The epidural tube can be put in while you are awake (with local anaesthetic to numb the skin) or after you have been placed under general anaesthetic. A medical pump is attached to the epidural tube, which allows the pain relieving drugs to be given continuously. In this way the amounts of drugs given are carefully controlled by your nurse. After a couple of days the epidural tube is painlessly removed.
Why have an epidural?
An epidural makes the cut of the operation numb when the patient wakes aiming to reduce the need for other pain killers. The other benefits are to allow deep breaths and reduce the chance of clots in the legs (DVTs). If the epidural does not have the desired effect you may be offered Patient Controlled Analgesia (PCA) which involves the patient pressing a button when needed a machine gives a dose of painkiller.
Is there an alternative to epidural?
Yes. For some incisions a Painbuster is appropriate. This numbs the nerves at skin level, similarly to an epidural pump by pain relieving drugs to be given continuously. This, like an epidural, lasts for a couple of days providing prolonged pain relief. Unlike an epidural the Painbuster avoids the small risk of bleeding near the nerves of the spine and also allows the patient to be fully mobile as the device can be carried around the ward by the patient.
You will wake up after your operation in the Recovery Room within the operating theatre suite. Upon waking you may experience some discomfort in places other than the operation site. This is quite normal and you must not be worried or concerned. Sitting out of bed, moving legs and deep breathing and coughing are all encouraged in the days after surgery.
Your bowels may be erratic for a period of time after surgery. You may have a loose motions and a small discharge of blood on opening your bowels and it may take some weeks to regain a more predictable bowel habit.
Early nutrition has been shown to aid recovery and either milk or juice based drinks will be offered regularly which should be sipped over a few hours rather than drunk in one go. Chewing gum has been shown to encourage the bowels returning function earlier so you may want to bring some with you in addition to non-gassy drinks of your choice. When you are hungry this is a good sign that the surgery has gone well and the bowels are recovering well.
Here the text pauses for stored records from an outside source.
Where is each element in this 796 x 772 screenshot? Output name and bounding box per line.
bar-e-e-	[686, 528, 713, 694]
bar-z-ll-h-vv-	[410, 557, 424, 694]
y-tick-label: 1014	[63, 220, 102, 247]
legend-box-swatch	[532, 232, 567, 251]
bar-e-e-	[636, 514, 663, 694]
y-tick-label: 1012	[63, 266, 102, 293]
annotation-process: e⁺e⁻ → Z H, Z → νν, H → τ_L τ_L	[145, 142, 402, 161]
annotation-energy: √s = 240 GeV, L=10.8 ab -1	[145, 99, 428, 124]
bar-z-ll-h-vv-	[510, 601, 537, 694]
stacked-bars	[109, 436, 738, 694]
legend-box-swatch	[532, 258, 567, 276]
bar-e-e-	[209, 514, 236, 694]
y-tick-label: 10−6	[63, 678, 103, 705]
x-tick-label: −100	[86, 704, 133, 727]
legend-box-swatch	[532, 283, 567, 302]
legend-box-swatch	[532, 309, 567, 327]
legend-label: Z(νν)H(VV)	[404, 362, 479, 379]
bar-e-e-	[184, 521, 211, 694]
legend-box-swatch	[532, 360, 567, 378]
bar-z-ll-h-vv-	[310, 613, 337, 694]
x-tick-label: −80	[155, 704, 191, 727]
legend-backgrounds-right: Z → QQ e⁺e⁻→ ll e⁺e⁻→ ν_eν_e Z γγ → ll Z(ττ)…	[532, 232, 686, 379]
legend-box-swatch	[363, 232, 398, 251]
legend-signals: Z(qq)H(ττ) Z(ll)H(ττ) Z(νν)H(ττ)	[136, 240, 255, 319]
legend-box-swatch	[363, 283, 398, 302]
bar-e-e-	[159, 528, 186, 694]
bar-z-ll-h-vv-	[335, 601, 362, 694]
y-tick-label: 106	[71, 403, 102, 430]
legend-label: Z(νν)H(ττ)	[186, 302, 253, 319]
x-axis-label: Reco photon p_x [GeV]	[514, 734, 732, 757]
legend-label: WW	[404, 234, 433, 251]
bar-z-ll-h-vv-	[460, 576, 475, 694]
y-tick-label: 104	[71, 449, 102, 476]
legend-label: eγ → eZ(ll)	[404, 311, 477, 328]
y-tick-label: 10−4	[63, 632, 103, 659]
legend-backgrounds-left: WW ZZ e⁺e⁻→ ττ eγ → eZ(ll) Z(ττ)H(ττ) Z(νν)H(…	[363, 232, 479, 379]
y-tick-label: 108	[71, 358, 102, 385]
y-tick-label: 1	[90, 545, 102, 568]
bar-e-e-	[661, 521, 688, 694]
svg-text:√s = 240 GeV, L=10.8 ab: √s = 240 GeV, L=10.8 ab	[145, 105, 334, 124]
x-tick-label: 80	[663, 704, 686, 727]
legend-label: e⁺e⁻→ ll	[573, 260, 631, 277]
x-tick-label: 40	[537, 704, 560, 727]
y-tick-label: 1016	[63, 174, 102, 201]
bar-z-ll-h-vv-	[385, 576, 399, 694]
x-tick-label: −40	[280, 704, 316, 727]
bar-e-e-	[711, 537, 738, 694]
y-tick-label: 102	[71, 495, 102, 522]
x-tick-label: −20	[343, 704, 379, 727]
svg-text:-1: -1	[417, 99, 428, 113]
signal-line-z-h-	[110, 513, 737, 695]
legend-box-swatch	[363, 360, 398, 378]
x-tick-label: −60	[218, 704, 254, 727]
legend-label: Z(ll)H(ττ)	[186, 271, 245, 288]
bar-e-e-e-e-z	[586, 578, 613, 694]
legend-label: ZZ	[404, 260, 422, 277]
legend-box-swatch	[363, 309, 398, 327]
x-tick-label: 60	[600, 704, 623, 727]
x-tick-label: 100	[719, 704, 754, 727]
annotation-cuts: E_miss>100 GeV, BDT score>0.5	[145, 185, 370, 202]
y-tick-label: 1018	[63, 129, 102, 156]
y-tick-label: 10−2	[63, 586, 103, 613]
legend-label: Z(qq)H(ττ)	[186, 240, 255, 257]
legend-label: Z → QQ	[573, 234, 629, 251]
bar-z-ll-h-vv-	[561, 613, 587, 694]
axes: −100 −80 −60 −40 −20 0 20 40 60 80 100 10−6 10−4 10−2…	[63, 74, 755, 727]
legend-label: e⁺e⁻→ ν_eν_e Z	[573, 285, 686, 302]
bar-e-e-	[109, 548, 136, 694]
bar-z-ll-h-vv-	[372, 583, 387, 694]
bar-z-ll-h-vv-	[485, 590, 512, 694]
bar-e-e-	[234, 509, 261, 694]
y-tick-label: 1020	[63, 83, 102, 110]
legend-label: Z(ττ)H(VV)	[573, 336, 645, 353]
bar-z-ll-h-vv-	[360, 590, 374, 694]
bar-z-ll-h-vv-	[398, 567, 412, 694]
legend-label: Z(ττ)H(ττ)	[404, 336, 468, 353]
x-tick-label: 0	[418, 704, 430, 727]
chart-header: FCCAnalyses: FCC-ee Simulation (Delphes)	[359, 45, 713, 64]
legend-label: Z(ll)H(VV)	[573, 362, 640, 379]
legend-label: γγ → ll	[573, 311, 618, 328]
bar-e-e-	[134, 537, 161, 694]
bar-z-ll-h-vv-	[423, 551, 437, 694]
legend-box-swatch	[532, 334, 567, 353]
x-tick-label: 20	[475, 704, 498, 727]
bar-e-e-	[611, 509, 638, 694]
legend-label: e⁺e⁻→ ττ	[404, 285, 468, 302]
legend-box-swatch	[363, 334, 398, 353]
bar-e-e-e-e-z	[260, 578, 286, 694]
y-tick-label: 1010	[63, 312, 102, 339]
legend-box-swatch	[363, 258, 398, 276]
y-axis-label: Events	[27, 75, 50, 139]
If it is likely you require a stoma you will ideally have been seen by a Stoma Nurse Specialist before the operation. It should be made clear whether this stoma (bag) is planned as temporary or permanent. Following your operation, the Stoma Nurse Specialist, or a ward nurse, will demonstrate how to clean your stoma, empty, and change your bag. You will then take an active part in your stoma care on a daily basis but help from close family members or next of kin is encouraged.
After you leave hospital, you will be seen by the stoma team at home (where possible) and will attend follow up appointments with them at their clinic. Their support is ongoing and they will provide you with contact numbers. You will be given an idea when a temporary stoma will be reversed, but this sometimes depends on your recovery and whether any other treatment is necessary.